An extended clip from early May focuses on the scene where Jack is given a guitar and shares the title song with his friends, who don’t recognize it at all, a reaction that shocks him. A featurette focuses on Curtis explaining why and how he cast Ed Sheeran in a key role in the movie. Another has Curtis sharing the movie’s premise and how he went about creating a world where The Beatles never existed.
The movie screened at the Nantucket Film Festival in April and then the Montclair Film Festival in May, winning the audience award for world cinema there.
The movie’s version of “Something” got a lyric video in early June. A bit later a video was released showing Patel performing “Yesterday” at Abbey Road Studios. A montage clip used “I Want to Hold Your Hand” and more to show off scenes from the movie.
Universal hosted a screening of the movie for exhibitors attending CineEurope. The two stars offered a recap/preview of what audiences considering the movie could expect from the story.
Cast and crew attended the Los Angeles yellow carpet premiere, a color scheme in keeping with the rest of the campaign’s branding. A promotional event for the film’s soundtrack — from Capital Records, the same label that manages The Beatles’ catalog — was held earlier this week at the site of the old Hollywood Tower Records Building, an event that included another performance of “Yesterday” by Patel, something he had done elsewhere on the publicity circuit starting with April’s CinemaCon exhibitor gathering.
The Beatles have never faded from the pop culture mainstream, with their music used in countless movies and TV shows over the last 55+ years. That catalog, always in print and in-demand, has formed the basis for a Cirque du Soleil show, a Rock Band video game and the Julie Taymor-directed Across the Universe in 2007. When legal disputes were finally overcome in 2015, the group’s records and compilations came to streaming services, helping another generation of listeners discover the genius contained in them. The animated series Beat Bugs, which MGM will adapt as a feature film, does the same thing for an even younger demographic.
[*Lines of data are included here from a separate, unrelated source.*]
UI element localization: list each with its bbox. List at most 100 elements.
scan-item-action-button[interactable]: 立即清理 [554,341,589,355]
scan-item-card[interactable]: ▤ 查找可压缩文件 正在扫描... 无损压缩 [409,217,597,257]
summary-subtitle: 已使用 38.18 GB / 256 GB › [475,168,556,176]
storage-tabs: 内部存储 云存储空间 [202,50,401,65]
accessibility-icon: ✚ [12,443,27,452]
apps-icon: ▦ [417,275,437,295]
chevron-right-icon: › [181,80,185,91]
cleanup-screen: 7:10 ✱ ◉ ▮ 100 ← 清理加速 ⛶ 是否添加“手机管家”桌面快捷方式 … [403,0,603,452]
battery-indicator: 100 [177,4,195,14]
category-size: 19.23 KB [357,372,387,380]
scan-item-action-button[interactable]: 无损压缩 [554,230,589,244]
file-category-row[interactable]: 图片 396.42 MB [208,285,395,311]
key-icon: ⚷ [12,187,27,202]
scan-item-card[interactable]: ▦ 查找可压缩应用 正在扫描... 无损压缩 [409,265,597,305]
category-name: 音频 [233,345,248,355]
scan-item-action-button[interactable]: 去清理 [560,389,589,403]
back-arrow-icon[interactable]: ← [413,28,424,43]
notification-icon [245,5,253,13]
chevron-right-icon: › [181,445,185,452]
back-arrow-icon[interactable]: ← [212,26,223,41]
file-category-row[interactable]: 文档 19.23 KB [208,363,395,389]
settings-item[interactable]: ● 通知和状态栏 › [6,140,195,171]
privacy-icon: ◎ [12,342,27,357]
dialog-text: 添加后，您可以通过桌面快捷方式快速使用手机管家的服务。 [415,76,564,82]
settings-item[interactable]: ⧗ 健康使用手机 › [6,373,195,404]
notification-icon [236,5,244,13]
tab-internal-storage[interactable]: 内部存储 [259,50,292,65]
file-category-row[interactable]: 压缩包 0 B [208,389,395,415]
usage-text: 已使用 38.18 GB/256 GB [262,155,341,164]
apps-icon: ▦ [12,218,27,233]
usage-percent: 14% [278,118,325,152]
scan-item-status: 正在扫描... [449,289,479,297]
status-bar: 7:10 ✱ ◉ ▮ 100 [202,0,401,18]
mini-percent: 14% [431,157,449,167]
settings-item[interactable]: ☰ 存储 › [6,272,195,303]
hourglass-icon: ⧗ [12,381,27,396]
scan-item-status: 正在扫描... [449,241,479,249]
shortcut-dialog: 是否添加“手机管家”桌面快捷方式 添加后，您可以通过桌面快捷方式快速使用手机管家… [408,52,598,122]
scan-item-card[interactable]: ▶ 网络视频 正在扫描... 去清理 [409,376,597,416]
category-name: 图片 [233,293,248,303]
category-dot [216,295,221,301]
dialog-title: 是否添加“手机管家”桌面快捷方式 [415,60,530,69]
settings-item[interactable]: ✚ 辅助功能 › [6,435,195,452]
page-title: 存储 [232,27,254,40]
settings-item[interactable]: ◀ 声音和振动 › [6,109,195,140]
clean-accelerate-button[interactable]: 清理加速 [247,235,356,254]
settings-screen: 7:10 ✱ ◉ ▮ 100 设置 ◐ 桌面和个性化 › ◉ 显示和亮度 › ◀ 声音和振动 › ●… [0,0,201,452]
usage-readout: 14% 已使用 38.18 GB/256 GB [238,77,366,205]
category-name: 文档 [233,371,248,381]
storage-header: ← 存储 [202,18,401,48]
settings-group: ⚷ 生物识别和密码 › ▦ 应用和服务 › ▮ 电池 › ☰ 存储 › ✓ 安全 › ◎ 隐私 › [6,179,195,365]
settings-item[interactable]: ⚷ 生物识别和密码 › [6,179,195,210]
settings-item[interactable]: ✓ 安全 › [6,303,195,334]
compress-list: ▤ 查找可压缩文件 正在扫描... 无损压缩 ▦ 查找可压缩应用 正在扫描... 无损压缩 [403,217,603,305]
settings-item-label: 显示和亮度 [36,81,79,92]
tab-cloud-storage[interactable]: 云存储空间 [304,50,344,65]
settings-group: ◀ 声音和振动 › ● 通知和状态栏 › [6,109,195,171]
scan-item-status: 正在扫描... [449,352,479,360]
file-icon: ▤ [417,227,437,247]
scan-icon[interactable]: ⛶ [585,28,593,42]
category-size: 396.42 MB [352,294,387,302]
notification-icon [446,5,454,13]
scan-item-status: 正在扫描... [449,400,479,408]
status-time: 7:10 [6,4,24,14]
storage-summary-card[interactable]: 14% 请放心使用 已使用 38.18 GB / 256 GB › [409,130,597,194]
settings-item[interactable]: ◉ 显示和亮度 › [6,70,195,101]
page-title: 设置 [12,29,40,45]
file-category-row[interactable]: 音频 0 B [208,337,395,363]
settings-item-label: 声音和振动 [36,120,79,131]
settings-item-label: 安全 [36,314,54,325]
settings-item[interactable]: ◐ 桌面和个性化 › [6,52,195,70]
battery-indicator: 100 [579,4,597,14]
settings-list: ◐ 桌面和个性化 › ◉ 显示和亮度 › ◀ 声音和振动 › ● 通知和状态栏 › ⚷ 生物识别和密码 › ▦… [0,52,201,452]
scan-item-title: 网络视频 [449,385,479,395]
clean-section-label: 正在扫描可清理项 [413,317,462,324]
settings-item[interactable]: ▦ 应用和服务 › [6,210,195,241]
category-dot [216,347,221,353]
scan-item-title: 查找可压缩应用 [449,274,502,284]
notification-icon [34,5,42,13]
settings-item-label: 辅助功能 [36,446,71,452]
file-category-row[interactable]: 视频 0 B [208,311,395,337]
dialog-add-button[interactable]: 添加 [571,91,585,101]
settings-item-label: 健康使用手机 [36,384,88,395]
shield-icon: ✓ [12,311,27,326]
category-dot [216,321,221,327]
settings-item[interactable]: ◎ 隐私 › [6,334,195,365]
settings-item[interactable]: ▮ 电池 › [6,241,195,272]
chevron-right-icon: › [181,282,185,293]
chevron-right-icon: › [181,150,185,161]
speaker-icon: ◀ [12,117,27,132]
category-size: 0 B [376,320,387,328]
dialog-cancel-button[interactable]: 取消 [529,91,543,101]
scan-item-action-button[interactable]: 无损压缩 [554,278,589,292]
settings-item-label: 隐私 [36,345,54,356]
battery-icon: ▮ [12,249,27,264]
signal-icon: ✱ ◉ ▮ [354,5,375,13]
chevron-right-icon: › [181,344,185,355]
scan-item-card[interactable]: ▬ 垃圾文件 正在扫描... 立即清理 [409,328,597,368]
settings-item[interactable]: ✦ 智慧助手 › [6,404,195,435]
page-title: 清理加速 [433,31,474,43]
But will it be enough to bring audiences to theaters? The Yesterday campaign has worked hard to make the music the central selling point for the film, but the premise is high-concept, something that may cause people to take a pass since it seems like less than a known quantity.
That’s likely why so many of the promotions have identified the movie as “crowd-pleasing” and “a total joy,” pulling positivity from early reviews to woo those who may be looking for something a bit lighter than is offered by superheroes and extraterrestrial law enforcement agencies. Universal wants to highlight it as summer escapism, a breezy good time at the theater.